7.5 Right to data transferability
(1) The data subject shall have the right to obtain the personal data concerning him which he has supplied to a controller in a structured, standard and machine-readable format and the right to have such data communicated to another controller without interference by the controller to whom the personal data has been supplied, provided that
- a) the processing is based on a consent pursuant to Article 6 paragraph 1 lit. a) or Art. 9 para. 2 letter a) GDPR or on a contract pursuant to Article 6 paragraph 1 lit. b) GDPR and
- (b) the processing is carried out by means of automated procedures.
(2) In exercising his or her right to transfer data in accordance with paragraph 1, the data subject shall have the right to obtain that personal data be transferred directly from one controller to another controller, in so far as this is technically feasible.
The right referred to in paragraph 1 must not prejudice the rights and freedoms of other persons.
This right does not apply to processing necessary for the performance of a task carried out in the public interest or in the exercise of official authority vested in the controller.
7.6 Right of objection
The data subject shall have the right to object at any time, on grounds relating to his or her particular situation, to the processing of personal data concerning him or her carried out pursuant to Article 6, paragraph 1 lit. e) or f) of the GDPR, including profiling based on these provisions. The controller no longer processes the personal data unless he can demonstrate compelling reasons for processing which are justified on grounds of protection and which outweigh the interests, rights and freedoms of the data subject, or unless the processing serves to assert, exercise or defend legal claims.
In the context of the use of Information Society services, and notwithstanding Directive 2002/58/EC, the data subject may exercise his right of objection by means of automated procedures involving technical specifications.
7.7 Right of withdrawal
The data subject has the right to revoke his/her declaration of consent under data protection law at any time.

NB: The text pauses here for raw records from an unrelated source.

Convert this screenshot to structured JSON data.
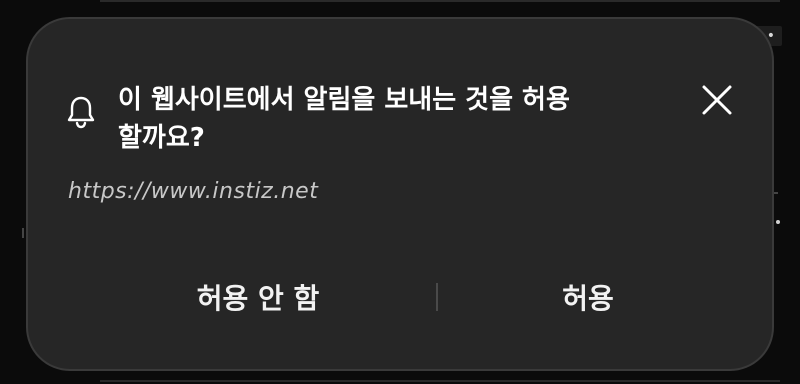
{
  "background": {
    "more_glyph": "•••"
  },
  "dialog": {
    "title": "이 웹사이트에서 알림을 보내는 것을 허용할까요?",
    "url": "https://www.instiz.net",
    "icon": "bell-icon",
    "close_icon": "close-icon",
    "deny_label": "허용 안 함",
    "allow_label": "허용"
  },
  "colors": {
    "background": "#0b0b0b",
    "dialog": "#262626",
    "dialog_border": "#3a3a3a",
    "text": "#ffffff",
    "url_text": "#c8c8c8"
  }
}
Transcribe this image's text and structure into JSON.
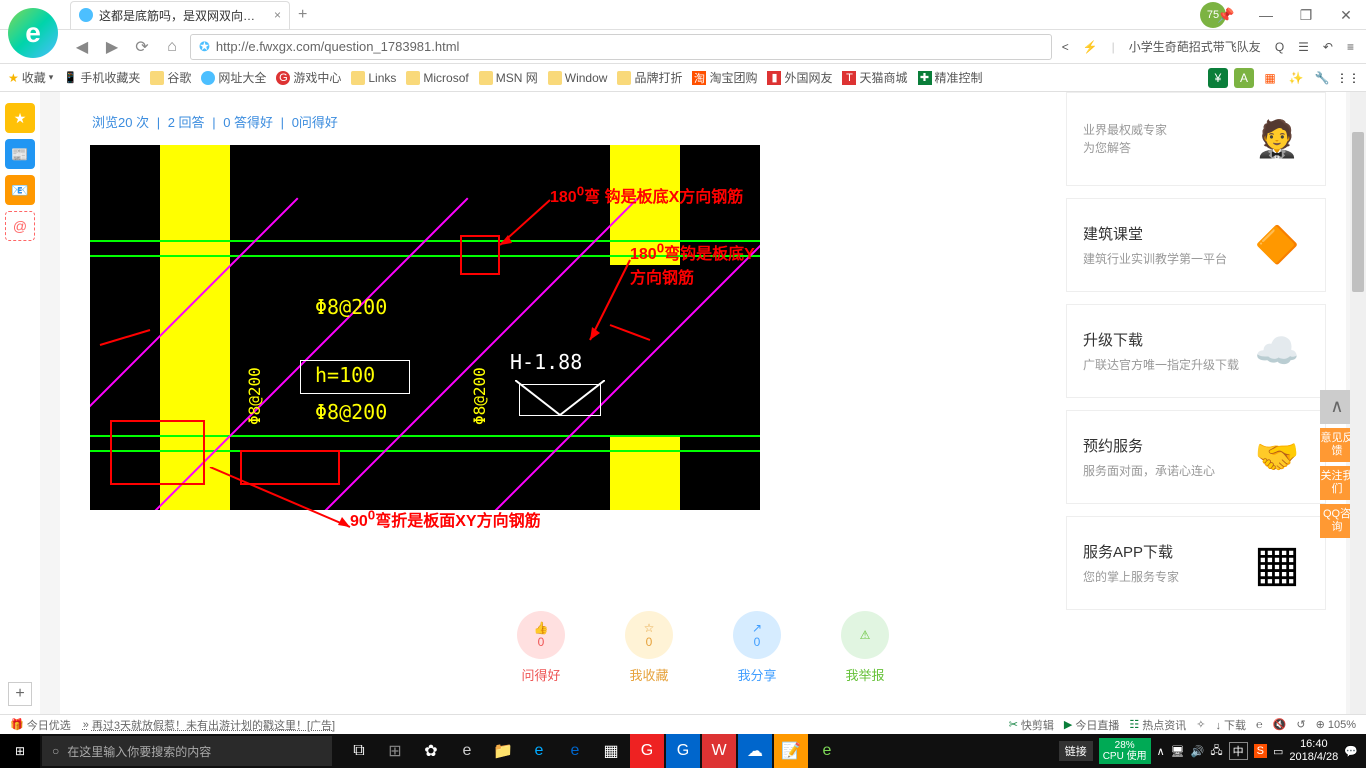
{
  "browser": {
    "tab_title": "这都是底筋吗，是双网双向布置",
    "tab_add": "+",
    "score": "75",
    "url_display": "http://e.fwxgx.com/question_1783981.html",
    "search_hint": "小学生奇葩招式带飞队友",
    "window": {
      "pin": "📌",
      "min": "—",
      "max": "❐",
      "close": "✕"
    },
    "nav": {
      "back": "◀",
      "forward": "▶",
      "refresh": "⟳",
      "home": "⌂"
    }
  },
  "bookmarks": {
    "fav": "收藏",
    "items": [
      "手机收藏夹",
      "谷歌",
      "网址大全",
      "游戏中心",
      "Links",
      "Microsof",
      "MSN 网",
      "Window",
      "品牌打折",
      "淘宝团购",
      "外国网友",
      "天猫商城",
      "精准控制"
    ]
  },
  "left_icons": [
    "★",
    "📰",
    "📧",
    "@"
  ],
  "page": {
    "meta": {
      "views": "浏览20 次",
      "answers": "2 回答",
      "good": "0 答得好",
      "ask": "0问得好",
      "sep": "|"
    },
    "annotations": {
      "a1_deg": "180",
      "a1_sup": "0",
      "a1_text": "弯  钩是板底X方向钢筋",
      "a2_deg": "180",
      "a2_sup": "0",
      "a2_text": "弯钩是板底Y方向钢筋",
      "a3_deg": "90",
      "a3_sup": "0",
      "a3_text": "弯折是板面XY方向钢筋"
    },
    "cad": {
      "t1": "Φ8@200",
      "t2": "h=100",
      "t3": "Φ8@200",
      "t4": "H-1.88",
      "t5": "Φ8@200",
      "t6": "Φ8@200"
    },
    "actions": [
      {
        "count": "0",
        "label": "问得好",
        "color": "red",
        "icon": "👍"
      },
      {
        "count": "0",
        "label": "我收藏",
        "color": "yellow",
        "icon": "☆"
      },
      {
        "count": "0",
        "label": "我分享",
        "color": "blue",
        "icon": "↗"
      },
      {
        "count": "",
        "label": "我举报",
        "color": "green",
        "icon": "⚠"
      }
    ]
  },
  "right_cards": [
    {
      "title": "",
      "desc": "业界最权威专家\n为您解答",
      "icon": "🤵"
    },
    {
      "title": "建筑课堂",
      "desc": "建筑行业实训教学第一平台",
      "icon": "🔶"
    },
    {
      "title": "升级下载",
      "desc": "广联达官方唯一指定升级下载",
      "icon": "☁️"
    },
    {
      "title": "预约服务",
      "desc": "服务面对面，承诺心连心",
      "icon": "🤝"
    },
    {
      "title": "服务APP下载",
      "desc": "您的掌上服务专家",
      "icon": "▦"
    }
  ],
  "float_buttons": [
    "意见反馈",
    "关注我们",
    "QQ咨询"
  ],
  "float_top": "∧",
  "bottombar": {
    "today": "今日优选",
    "ad": "再过3天就放假惹！未有出游计划的戳这里！[广告]",
    "right": [
      "快剪辑",
      "今日直播",
      "热点资讯",
      "✧",
      "↓ 下载",
      "℮",
      "⊕ 105%"
    ]
  },
  "taskbar": {
    "search_placeholder": "在这里输入你要搜索的内容",
    "link": "链接",
    "cpu": "28%\nCPU 使用",
    "time": "16:40",
    "date": "2018/4/28",
    "ime": "中"
  }
}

Revocation of consent does not affect the lawfulness of the processing carried out on the basis of consent up to the point of revocation.
7.8 Right of appeal to a supervisory authority
Without prejudice to any other administrative or judicial remedy, every data subject shall have the right to complain to a supervisory authority, in particular in the Member State in which he/she is resident, at his/her place of work or at the place where the alleged infringement occurred, if he/she considers that the processing of personal data relating to him/her is being carried out in breach of this Regulation.